Between staining the entire structure and all of the slats, we used up a little less than half of the gallon of stain. This stuff goes a long way!
STEP 6: LINE THE PLANTER BOX
Once your stain is dry, secure the 5/4×6 boards to the top of the middle supports using glue and 2” nails. Leave a gap between the two boards.
Then cut your tarp aka construction film to the size you need to line the inside of your planter. Normal scissors might have trouble cutting through it. We used our PowerCut Snips to make our cuts.
Secure the tarp with staples around the inside of the planter.
Once secured, cut a few holes in the bottom of the tarp (line them up with the gap between the two boards) for drainage.
Note: after installing all the slats, we also decided to line the bottom of the front of the planter. There were only a few slats you could see between in the planter, so we lined the bottom so that the whole planter was black and no light shined through. It’d be much easier to line now instead of later!
STEP 7: ATTACH PLANTER BOX TO POSTS
Note: if your structure is close to a wall like ours, you might want to attach the side slats of the planter before securing the planter box to the posts.
Lay down some landscape fabric between the 4×4 posts to prevent weeds from growing beneath and around the planter. We cut ours to be about a foot deeper than the planter box, so that we could put some Mexican pebbles directly in front of the planter once finished. They look pretty and prevent us from having to weed wack around the planter wall.

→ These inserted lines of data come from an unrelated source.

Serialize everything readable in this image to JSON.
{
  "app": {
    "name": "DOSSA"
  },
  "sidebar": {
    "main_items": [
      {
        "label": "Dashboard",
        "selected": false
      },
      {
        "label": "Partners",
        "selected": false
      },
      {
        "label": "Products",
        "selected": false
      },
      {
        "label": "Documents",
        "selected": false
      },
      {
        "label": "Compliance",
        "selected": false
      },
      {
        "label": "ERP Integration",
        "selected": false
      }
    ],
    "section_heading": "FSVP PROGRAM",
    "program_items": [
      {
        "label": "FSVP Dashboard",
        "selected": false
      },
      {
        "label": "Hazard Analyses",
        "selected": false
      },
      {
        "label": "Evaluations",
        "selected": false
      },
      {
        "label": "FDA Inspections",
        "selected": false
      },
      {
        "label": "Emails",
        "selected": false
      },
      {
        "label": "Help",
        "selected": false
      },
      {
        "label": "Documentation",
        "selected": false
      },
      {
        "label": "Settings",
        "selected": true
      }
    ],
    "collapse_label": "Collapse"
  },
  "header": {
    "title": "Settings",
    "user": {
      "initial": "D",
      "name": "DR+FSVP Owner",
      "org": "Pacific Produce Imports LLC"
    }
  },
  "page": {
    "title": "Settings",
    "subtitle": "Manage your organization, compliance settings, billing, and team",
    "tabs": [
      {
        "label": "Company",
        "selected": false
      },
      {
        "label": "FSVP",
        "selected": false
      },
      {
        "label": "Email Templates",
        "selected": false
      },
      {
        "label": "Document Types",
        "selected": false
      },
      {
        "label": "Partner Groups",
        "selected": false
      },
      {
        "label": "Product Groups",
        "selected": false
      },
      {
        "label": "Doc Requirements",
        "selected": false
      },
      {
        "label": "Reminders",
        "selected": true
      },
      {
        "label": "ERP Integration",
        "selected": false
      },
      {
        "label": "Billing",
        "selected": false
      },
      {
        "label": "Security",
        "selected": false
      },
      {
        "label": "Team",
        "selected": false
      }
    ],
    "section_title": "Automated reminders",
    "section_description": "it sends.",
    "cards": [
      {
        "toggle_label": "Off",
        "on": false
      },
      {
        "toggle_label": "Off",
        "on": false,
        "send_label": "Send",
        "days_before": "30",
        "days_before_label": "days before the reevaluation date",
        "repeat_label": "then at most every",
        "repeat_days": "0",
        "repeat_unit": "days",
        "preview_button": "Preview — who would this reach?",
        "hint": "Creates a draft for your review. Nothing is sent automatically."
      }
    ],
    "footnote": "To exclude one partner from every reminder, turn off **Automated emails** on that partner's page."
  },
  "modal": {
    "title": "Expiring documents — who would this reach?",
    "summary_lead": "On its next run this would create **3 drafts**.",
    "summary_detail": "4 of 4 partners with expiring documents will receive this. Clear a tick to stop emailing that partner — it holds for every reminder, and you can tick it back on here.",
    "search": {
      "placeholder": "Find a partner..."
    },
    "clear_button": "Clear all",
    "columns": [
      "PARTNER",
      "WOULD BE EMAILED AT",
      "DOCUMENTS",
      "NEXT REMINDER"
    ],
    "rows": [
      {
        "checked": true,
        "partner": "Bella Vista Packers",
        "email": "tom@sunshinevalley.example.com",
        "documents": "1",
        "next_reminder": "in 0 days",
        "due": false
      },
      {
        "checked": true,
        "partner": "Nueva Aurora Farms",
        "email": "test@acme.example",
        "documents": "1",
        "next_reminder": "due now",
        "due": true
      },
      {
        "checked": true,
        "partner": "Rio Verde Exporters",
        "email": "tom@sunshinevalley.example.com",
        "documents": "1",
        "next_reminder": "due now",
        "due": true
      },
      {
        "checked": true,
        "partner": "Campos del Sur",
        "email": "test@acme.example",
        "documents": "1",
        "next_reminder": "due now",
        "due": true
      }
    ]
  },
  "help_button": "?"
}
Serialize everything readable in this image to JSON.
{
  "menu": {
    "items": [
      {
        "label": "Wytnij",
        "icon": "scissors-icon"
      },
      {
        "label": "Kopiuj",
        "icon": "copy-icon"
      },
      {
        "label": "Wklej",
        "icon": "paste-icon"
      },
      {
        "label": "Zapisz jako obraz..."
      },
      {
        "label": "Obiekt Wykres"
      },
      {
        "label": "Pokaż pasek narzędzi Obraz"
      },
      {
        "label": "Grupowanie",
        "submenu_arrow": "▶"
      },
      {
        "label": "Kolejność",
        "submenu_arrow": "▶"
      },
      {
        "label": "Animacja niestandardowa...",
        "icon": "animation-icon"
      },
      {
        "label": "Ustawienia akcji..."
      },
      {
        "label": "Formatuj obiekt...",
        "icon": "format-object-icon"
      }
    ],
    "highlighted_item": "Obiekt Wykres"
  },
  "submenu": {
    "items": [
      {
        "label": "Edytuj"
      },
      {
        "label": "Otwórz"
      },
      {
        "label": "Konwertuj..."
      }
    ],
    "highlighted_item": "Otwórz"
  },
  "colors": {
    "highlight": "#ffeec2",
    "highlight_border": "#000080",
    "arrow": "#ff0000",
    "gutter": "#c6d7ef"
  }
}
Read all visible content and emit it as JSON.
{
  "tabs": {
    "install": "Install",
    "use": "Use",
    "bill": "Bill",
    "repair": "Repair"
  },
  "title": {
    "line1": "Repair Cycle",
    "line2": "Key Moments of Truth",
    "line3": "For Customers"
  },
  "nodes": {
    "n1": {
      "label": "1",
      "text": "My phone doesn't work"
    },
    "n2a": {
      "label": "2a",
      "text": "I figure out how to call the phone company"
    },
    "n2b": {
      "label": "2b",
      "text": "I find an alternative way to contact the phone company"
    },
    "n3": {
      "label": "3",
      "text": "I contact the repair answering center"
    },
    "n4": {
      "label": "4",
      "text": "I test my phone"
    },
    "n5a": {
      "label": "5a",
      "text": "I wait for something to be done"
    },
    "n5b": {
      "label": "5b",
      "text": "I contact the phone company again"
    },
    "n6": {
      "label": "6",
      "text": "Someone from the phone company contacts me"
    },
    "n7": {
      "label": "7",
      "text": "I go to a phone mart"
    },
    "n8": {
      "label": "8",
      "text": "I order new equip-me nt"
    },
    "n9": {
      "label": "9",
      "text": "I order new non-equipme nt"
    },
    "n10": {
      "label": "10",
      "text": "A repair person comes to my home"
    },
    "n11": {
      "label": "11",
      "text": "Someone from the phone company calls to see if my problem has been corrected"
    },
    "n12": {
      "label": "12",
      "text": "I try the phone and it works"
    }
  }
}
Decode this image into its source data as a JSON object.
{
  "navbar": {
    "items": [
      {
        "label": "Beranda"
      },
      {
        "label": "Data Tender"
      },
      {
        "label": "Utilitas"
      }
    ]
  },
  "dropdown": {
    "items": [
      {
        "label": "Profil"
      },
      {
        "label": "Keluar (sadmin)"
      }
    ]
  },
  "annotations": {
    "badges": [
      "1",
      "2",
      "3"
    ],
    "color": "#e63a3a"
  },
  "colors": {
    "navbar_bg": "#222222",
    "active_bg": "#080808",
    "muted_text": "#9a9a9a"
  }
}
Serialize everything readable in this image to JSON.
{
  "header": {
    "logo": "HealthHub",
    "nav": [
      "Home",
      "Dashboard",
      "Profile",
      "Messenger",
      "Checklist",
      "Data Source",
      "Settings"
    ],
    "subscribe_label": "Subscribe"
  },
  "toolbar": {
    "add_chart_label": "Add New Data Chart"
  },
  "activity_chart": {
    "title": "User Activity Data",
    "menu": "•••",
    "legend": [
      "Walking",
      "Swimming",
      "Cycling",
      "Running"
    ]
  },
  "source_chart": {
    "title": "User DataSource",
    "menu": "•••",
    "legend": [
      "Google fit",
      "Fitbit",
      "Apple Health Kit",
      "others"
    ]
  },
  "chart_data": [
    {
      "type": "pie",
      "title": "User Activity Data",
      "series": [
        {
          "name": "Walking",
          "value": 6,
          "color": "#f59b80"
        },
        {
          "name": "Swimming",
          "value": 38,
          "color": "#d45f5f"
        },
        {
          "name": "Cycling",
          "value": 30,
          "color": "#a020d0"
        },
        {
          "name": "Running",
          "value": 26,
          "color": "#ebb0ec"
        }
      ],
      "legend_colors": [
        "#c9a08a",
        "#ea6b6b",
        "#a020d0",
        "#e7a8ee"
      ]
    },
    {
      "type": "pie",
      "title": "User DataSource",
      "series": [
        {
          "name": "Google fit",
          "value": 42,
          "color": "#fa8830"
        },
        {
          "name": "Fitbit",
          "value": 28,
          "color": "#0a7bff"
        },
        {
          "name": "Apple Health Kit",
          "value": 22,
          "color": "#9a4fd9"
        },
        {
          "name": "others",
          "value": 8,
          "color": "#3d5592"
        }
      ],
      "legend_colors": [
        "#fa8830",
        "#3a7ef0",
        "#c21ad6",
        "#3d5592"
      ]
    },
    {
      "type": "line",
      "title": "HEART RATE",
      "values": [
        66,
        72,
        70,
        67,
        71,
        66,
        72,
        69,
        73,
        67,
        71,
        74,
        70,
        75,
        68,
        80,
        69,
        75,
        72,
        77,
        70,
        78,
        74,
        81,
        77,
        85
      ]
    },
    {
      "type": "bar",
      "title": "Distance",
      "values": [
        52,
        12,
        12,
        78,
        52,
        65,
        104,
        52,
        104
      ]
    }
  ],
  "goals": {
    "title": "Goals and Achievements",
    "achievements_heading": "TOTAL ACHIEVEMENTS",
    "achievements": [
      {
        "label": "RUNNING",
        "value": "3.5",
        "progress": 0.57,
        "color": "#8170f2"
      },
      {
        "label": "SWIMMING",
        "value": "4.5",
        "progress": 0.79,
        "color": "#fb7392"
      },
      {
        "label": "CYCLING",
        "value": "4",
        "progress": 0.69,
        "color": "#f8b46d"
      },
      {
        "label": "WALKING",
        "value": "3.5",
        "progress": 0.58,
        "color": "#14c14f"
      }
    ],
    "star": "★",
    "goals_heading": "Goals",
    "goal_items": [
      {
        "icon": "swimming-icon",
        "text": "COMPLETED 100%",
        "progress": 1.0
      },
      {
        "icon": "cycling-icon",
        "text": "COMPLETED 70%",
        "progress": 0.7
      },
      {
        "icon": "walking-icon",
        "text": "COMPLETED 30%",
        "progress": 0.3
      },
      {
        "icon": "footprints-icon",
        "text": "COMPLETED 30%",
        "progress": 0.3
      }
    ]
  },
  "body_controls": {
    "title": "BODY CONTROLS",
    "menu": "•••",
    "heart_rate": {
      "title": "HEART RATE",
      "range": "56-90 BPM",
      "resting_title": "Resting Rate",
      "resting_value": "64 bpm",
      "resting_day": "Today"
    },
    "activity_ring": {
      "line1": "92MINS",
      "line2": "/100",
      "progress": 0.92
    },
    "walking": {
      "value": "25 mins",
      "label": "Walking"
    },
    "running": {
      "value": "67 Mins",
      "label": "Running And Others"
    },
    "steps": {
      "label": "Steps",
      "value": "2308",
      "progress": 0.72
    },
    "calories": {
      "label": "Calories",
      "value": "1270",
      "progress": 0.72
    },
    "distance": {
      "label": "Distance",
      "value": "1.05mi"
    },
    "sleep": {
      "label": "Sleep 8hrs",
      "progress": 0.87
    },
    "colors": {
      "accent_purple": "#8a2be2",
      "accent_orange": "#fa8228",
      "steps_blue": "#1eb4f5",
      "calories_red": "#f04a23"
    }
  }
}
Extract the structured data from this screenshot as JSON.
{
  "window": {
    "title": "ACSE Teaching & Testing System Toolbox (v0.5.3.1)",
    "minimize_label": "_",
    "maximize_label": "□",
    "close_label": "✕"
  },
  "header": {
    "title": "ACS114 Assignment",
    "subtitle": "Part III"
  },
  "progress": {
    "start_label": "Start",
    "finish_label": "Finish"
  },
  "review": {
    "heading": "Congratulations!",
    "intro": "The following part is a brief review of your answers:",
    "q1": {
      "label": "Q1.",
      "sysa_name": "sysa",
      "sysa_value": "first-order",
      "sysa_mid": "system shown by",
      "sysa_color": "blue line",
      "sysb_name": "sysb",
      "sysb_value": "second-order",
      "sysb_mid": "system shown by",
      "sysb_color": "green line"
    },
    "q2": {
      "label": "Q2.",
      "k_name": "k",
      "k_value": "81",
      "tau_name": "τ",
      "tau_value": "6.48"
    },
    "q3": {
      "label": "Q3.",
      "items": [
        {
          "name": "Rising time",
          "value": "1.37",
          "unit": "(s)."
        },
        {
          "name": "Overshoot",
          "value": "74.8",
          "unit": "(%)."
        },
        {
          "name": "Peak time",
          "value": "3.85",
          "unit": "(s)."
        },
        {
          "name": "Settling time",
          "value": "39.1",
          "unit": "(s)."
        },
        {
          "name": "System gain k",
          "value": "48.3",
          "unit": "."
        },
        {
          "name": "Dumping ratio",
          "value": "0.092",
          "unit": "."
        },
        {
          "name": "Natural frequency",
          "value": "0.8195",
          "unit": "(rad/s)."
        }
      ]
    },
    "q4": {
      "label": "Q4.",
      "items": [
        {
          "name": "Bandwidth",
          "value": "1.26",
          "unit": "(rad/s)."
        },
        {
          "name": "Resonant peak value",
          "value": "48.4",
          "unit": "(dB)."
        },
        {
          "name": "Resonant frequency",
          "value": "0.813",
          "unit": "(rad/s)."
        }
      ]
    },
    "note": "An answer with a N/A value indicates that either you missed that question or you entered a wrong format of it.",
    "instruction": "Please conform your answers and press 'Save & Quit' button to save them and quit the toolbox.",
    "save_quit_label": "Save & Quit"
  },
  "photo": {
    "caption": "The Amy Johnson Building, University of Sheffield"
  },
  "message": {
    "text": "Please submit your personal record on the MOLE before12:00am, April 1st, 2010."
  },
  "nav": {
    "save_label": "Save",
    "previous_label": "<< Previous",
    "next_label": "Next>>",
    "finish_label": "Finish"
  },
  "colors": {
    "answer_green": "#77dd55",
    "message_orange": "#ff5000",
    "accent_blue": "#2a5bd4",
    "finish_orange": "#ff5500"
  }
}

To attach the planter box, make sure it is level and then secure with 2.5” screws into the 4×4 posts.
STEP 8: ADD A VERTICAL SUPPORT BOARD
Some of our 1×2 slats are warped, so we’re going to add in a vertical support board halfway between the posts. Cut a 2×4 to be the same height as the 4×4 posts.
Secure to the center of the back of the planter with 2.5” screws.
STEP 9: ATTACH SLATS TO POSTS
We ended up cutting our slats down after hanging them up. It seemed like a great idea in theory and it mostly was, but it did require the use of a multi-tool and a circular saw. The planter got in the way of the circular saw on the bottom 3 slats, so we had to use the multi-tool there instead.
If you aren’t comfortable with a circular saw or don’t have a multi-tool, no problem, you can cut your slats on the miter saw before hanging them up.
The reason we chose to cut them after was to save time and because the 4×4 posts tend to vary in their sizing. If you cut all your boards prior to hanging them, be sure to measure in multiple places. You might find that you need some boards to be ¼” shorter or longer.
To attach the slats, we’ll use construction adhesive and 2” nails. First clamp a spare board onto the side of one of the 4×4 posts. This will act as a stop to quickly keep all of your slats lined up on one side.
Next grab something that is ½” to act as a spacer. We used a scrap piece of wood.
To install, line your slat up with the side of the 4×4 post and apply construction adhesive to the slats in the areas that will touch the 2×4 and 4×4 boards.
Install your top piece flush with the top of the 4×4 posts and the vertical 2×4 support.
For the remaining slats, place your spacer between the previously secured board and the board you’re installing. Press up on the board you’re installing to make sure there isn’t an additional space and then add 2 nails into each of the posts. Alternate angles of your nail gun for a more secure hold.
Repeat this process until you reach the top of the planter.
Once you’re finished installing the slats, mark where the slats meet the edge of the 4×4 post. Adjust your circular saw so that it only cuts through the thickness of the slats and then cut along your line.
STEP 10: ATTACH SLATS TO THE PLANTER
Cut your slats down for the sides of the planters. We had our slats go from the front of the planter to the back of the 4×4 posts, making ours approximately 18.5” long.
We clamped a spare board to our miter saw stand to create a stop. This allowed us to quickly and accurately cut down each piece without needing to measure each board.
Once you have your pieces cut, clamp a spare board to the front of the planter to keep everything lined up and then construction adhesive and nail the slats into place. Use a ½” spacer like we did on the slat wall.
Finally, attach the slats to the front of the planter using construction adhesive and nails. Our front slats ended up needing to be 8’ long, so we didn’t have to cut the boards down.
STEP 11: TOUCH UP STAIN
Since we cut some boards after staining, we need to stain the ends that were cut. I used a clean rag for this.
There you have it! Now all you need are some beautiful plants to complete your new wood slat privacy screen and planter! As you’re picking them out, don’t forget about the climbing plants. The slat wall doubles as a privacy maker and a trellis.
P.S. If you’re using this to block trash cans, I’d recommend reducing the amount of space between your boards to 1/3 or 1/4″ instead of 1/2″.